Having acted for women damaged by abortion, I have learned it is always very bad advice to refer any woman for an abortion because there are so many medical risks.
Yet Senator Natasha Stott Despoja complained on these pages last week that some pregnancy counselling services do not refer women for abortions, and that they tell women of their increased risk of breast cancer, infertility and psychological trauma after abortion.
In 1997 I acted for "Ellen" who suffered very significant psychiatric problems following an abortion. At the time it was already well known abortion could cause psychiatric problems, but "Ellen" was never warned. The Australian High Court found in Rogers v. Whitaker that before any operation, the doctor has an express duty to warn of any material risk. "Ellen" sued on the basis of failure to warn and her case was settled out of court (Herald Sun, 29/9/98). In a similar case in NSW, "Cynthia" won a settlement for $200,000 for psychological damage following abortion.
Following "Ellen's" case, I was asked to act for or advise a number of women in relation to psychological problems resulting from abortions. I came to know these women personally and realised how dysfunctional they can be. One woman was still highly dysfunctional three years after the abortion, with no indication she would ever be able to work again.
In May 2000 I acted for "Meg", who sued on the basis the abortionist did not warn her of psychiatric problems and also her increased risk of breast cancer. In 200l her case was settled, and although it received no publicity in Australia because of a confidentiality agreement, it was publicized in the UK and USA. A case in Pennsylvania was successfully settled, but far more significant was a case brought to trial in 2005 in Oregon, USA, against All Women's Health Services abortion clinic. In January 2005, the clinic conceding there was a link between abortion and breast cancer and that it had failed to warn the Plaintiff, agreed to a judgment against it for damages. Jonathan Clark, attorney for the 19-year-old Plaintiff, says he believes the judgment "makes a pretty powerful statement about the science, indicating the clinic was not willing to argue against the claim that there is a link between abortion and breast cancer".

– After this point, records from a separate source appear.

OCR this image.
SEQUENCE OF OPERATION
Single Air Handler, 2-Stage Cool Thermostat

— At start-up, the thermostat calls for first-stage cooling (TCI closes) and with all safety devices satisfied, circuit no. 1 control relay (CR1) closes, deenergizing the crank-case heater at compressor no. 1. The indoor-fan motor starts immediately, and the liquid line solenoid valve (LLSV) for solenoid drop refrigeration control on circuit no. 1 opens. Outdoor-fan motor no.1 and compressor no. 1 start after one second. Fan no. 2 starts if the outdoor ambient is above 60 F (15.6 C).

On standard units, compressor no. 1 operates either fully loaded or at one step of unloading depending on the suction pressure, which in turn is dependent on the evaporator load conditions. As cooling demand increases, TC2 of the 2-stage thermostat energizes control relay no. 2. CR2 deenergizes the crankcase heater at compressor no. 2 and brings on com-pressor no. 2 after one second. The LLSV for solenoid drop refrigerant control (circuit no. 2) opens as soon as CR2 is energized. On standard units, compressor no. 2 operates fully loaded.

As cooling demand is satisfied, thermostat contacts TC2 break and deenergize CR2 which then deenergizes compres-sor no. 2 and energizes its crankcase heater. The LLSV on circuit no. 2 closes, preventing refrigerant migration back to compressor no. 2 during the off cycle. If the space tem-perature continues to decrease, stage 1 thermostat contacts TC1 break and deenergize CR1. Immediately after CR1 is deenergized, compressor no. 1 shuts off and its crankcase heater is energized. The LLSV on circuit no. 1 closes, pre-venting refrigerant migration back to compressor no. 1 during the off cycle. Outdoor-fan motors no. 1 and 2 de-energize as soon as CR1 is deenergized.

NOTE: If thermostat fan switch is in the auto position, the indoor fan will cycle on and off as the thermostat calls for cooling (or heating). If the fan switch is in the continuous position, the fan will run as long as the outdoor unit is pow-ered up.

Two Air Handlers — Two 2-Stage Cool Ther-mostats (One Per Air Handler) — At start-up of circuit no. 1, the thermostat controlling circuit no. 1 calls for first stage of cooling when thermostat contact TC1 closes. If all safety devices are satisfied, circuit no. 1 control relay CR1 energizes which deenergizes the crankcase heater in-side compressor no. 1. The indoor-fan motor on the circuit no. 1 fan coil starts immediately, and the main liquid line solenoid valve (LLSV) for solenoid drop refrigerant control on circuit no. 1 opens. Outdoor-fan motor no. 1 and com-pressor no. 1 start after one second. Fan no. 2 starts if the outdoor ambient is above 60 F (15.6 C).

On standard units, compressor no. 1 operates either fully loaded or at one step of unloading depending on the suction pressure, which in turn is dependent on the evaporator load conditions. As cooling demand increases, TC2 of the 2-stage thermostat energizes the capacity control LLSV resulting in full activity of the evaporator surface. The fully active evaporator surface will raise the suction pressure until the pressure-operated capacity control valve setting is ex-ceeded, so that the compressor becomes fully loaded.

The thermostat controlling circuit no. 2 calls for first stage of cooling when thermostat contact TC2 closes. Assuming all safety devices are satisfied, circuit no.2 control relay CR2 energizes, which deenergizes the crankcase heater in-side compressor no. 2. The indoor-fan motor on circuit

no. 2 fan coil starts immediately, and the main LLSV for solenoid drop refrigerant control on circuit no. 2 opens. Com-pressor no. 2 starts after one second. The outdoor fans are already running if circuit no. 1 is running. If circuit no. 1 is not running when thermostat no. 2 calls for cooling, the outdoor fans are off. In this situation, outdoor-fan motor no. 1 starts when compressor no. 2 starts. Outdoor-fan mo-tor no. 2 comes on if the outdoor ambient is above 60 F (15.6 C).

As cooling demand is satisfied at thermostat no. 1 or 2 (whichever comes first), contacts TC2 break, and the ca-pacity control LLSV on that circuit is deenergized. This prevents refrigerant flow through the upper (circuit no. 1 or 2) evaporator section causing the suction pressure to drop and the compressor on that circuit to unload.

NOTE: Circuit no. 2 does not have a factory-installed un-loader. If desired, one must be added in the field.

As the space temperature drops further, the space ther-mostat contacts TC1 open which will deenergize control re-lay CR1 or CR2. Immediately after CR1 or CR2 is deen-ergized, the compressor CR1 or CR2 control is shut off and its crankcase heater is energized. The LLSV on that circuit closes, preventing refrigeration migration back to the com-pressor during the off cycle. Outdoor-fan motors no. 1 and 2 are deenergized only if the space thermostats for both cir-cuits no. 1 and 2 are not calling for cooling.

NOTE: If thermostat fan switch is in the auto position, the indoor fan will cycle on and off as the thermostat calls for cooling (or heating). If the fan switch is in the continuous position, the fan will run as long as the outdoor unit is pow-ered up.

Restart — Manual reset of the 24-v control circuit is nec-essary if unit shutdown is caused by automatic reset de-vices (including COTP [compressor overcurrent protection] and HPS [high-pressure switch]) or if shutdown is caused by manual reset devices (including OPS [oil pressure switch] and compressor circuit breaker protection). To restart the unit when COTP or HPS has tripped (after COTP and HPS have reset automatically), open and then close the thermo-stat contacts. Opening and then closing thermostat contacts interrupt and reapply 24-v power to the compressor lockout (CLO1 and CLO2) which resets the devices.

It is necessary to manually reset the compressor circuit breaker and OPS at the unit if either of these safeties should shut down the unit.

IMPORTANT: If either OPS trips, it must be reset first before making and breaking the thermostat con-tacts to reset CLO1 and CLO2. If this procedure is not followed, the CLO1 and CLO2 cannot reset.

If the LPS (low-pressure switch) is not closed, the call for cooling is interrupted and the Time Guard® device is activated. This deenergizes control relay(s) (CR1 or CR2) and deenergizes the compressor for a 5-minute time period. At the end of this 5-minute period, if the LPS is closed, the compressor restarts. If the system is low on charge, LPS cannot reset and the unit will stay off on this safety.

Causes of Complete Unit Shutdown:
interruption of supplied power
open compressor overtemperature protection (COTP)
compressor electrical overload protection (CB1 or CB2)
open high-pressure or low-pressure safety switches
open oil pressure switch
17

It has taken the World Health Organisation decades to warn that the contraceptive pill is a Class l carcinogen, in the same category as tobacco and asbestos, and no doubt it may take decades for WHO, wedded to the ideology of population control, to acknowledge the link between abortion and breast cancer. However, women need the truth NOW, and especially on facts about which there is no scientific dispute: that the younger a woman is when she has her first full-term pregnancy, the lower her risk of breast cancer. Conversely, women who have no children or only have children after age 30, are at increased risk. One wonders why our Cancer Councils have not used the high-profile case of a celebrity who had breast cancer, to advise women to give priority to having babies over career, especially when breast cancer is the major killer of pre-menopausal women, and the third major cause of death in post-menopausal women.
There was a 40% increase in the incidence of breast cancer between 1987 - 1997, twenty-eight to thirty-eight years after the de facto legalisation of abortion following the Menhennitt and Levine rulings in Victoria and NSW. There is no space to cite all the studies linking abortion with infertility, but there are many well-known cases such as Germaine Greer.
In my view pregnancy counselling services would be derelict in their duty if they did not warn women of their increased risk of breast cancer, infertility and psychological trauma following abortion.